動画から無音部分を自動的に削除する方法
トーク、講義、インタビュー、画面録画などには、思考中の間、周囲の雑音が途切れた瞬間、文と文の間の無音状態といった「間(ま)」がつきものです。「Lossless Video Cutter」なら、そうした無音部分をすべて検出し、一度のスキャンで一括カットできます。映像の画質を一切劣化させることなく、よりテンポの良い動画に仕上げることが可能です。
読了時間:4分
無音検出の仕組み
「無音部分を削除(Remove Silence)」ツールは、動画の音声波形を分析し、音声レベルが設定した閾値を下回る連続した区間を特定します。これらの無音区間がカット対象となります。つまり、ツールが選択範囲を反転させることで、タイムライン上では「無音部分以外のすべて」が選択された状態になります。
これはファイル全体を対象とする操作です。選択範囲に追加を行う他のスキャンツールとは異なり、「Remove Silence(無音部分の削除)」では、処理結果によってタイムライン全体が置き換えられます。
段階的に
- ⌘O で動画を開きます。
- スマートツールパネルを開き、「無音部分を削除」を選択します。
- 無音のしきい値を設定します。 これは、その値を下回ると「無音」とみなされる音声レベル(dB単位)のことです。性能の良いマイクを使用した「トークヘッド(人物が話す)」形式の動画では、−40 dB前後の値が適しています。背景ノイズが大きい場合はしきい値を下げ、話し手の声が非常に小さい場合はしきい値を上げてください。

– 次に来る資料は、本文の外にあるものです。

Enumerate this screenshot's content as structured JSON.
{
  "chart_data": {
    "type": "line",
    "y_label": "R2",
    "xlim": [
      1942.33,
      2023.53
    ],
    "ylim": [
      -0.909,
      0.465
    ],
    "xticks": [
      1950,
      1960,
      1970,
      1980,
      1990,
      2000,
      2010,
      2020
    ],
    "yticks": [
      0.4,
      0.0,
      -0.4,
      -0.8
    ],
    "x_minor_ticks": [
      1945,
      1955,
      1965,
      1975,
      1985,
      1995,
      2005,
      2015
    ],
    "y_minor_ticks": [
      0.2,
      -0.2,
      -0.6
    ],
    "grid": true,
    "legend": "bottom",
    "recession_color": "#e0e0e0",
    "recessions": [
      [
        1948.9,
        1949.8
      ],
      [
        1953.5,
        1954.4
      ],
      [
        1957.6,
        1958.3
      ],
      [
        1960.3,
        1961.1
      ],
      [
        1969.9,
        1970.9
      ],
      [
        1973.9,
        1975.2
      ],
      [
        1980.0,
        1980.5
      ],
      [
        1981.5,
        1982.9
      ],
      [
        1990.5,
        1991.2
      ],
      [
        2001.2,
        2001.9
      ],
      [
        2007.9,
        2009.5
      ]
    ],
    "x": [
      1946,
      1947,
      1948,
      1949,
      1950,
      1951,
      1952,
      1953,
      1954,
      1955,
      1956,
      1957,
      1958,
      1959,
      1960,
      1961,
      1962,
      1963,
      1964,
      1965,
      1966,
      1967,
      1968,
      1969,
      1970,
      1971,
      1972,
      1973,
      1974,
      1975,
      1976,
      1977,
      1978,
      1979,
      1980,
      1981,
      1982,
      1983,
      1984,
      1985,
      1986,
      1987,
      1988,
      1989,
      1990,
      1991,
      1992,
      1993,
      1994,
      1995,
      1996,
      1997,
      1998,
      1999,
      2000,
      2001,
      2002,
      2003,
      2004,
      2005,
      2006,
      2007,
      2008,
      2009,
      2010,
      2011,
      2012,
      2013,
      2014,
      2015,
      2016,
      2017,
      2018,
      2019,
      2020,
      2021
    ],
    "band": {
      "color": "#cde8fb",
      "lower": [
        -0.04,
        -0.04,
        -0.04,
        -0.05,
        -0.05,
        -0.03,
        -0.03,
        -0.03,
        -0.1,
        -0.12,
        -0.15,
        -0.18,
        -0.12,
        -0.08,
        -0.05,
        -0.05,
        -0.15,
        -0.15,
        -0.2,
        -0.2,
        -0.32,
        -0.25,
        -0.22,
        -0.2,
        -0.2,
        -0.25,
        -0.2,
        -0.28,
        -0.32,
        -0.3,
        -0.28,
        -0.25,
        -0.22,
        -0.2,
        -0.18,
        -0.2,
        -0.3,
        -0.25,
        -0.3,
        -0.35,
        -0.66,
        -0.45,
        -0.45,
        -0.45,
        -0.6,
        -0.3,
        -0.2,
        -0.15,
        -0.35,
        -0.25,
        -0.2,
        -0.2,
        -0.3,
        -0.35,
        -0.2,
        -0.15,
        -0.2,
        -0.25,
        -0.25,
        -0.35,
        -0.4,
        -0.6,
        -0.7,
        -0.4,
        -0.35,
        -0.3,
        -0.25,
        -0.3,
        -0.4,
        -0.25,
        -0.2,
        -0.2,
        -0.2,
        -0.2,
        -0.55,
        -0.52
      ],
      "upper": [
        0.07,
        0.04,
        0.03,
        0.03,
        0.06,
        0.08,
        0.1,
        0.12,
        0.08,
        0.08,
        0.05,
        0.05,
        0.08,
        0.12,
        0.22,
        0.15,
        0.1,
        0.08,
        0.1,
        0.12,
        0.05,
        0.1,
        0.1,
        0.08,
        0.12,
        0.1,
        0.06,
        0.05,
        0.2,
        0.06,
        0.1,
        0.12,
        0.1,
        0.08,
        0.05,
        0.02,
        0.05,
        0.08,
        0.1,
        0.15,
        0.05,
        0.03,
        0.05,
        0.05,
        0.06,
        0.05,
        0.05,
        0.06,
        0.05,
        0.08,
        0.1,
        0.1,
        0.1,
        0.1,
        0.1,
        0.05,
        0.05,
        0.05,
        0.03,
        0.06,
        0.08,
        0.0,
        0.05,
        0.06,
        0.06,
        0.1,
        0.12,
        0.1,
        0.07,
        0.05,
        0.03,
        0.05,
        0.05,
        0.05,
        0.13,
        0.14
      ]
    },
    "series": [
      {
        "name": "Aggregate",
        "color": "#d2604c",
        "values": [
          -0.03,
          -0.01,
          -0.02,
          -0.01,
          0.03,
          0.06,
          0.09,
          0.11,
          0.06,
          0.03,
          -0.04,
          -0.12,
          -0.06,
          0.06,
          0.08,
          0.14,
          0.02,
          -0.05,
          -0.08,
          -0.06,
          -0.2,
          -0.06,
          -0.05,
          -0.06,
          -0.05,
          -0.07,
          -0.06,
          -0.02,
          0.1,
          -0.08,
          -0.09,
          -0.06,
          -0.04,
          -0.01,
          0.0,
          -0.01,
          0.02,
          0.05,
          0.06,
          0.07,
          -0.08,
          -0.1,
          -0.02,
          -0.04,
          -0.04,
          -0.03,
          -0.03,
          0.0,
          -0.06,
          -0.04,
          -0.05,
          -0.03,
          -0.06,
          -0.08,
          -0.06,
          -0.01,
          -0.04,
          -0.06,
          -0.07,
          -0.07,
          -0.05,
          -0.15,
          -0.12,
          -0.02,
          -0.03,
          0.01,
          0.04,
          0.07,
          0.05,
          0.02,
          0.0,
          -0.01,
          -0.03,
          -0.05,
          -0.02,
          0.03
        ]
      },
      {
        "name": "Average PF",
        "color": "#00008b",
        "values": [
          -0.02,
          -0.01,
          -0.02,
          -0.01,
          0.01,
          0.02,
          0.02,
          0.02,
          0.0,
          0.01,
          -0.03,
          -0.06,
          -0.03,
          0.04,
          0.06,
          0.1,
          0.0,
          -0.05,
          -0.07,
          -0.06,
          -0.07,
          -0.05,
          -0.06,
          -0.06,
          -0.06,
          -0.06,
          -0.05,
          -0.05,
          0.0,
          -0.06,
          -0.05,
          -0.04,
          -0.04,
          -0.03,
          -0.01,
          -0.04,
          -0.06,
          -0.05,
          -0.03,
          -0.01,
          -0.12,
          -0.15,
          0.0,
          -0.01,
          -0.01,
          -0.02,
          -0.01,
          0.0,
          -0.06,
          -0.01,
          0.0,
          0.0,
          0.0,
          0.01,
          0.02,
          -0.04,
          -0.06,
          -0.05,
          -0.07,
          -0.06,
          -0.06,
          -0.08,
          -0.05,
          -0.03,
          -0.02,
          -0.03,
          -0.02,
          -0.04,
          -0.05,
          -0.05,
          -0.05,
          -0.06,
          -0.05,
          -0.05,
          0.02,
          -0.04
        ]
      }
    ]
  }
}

- 最小無音時間を設定します。 単語間の短い途切れは「無音」とは言えません。最小間隔(例:0.8秒)を設定することで、実際の「間(ま)」だけがカットされるようにし、自然な話し方のリズムを維持します。
- パディング量を設定します(任意)。 残す各セグメントの前後わずかな時間(例:0.1秒)のバッファを追加することで、単語の開始や終了が唐突に途切れるのを防ぐことができます。
- 「無音部分を削除」をクリックします。 新しい選択内容に合わせて、タイムラインが即座に更新されます。
- 全体を通して聴き、調整します。 タイムラインを使って、切り詰めすぎている箇所がないか確認します。セグメントの端をドラッグして、切り取られてしまった単語やフレーズを復元します。また、削除された領域のタイムラインをクリックし、I キーと O キーを押すことで、手動で空白(ギャップ)を戻すことも可能です。
- ⌘E で書き出します。
コンテンツに合わせて調整する
トーク番組 / ポッドキャスト
しきい値 -40 dB、最小時間 1秒、パディング 0.1秒
室内での講義
しきい値 -35 dB、最小時間 1.5秒、パディング 0.15秒
画面録画/チュートリアル
しきい値 -45 dB、最小 0.8 秒、パディング 0.05 秒
これらはあくまで目安ですので、実際の音声に合わせて調整してください。スキャンを実行していくつかの箇所を試聴し、必要に応じて設定を微調整した上で再度スキャンを行ってください。再スキャンは即座に完了し、元のデータが破壊されることもありません。
ビデオトラックがロスレスのまま維持される理由
Lossless Video Cutterは、ソースの圧縮ビデオパケットをそのまま出力へコピーするため、デコードや再エンコードは一切行われません。画質はソースと完全に同一です。カットの境界部分の音声のみ、クリックノイズを防ぐために慎重に処理されますが、それ以外の音声トラックも同様に無劣化でコピーされます。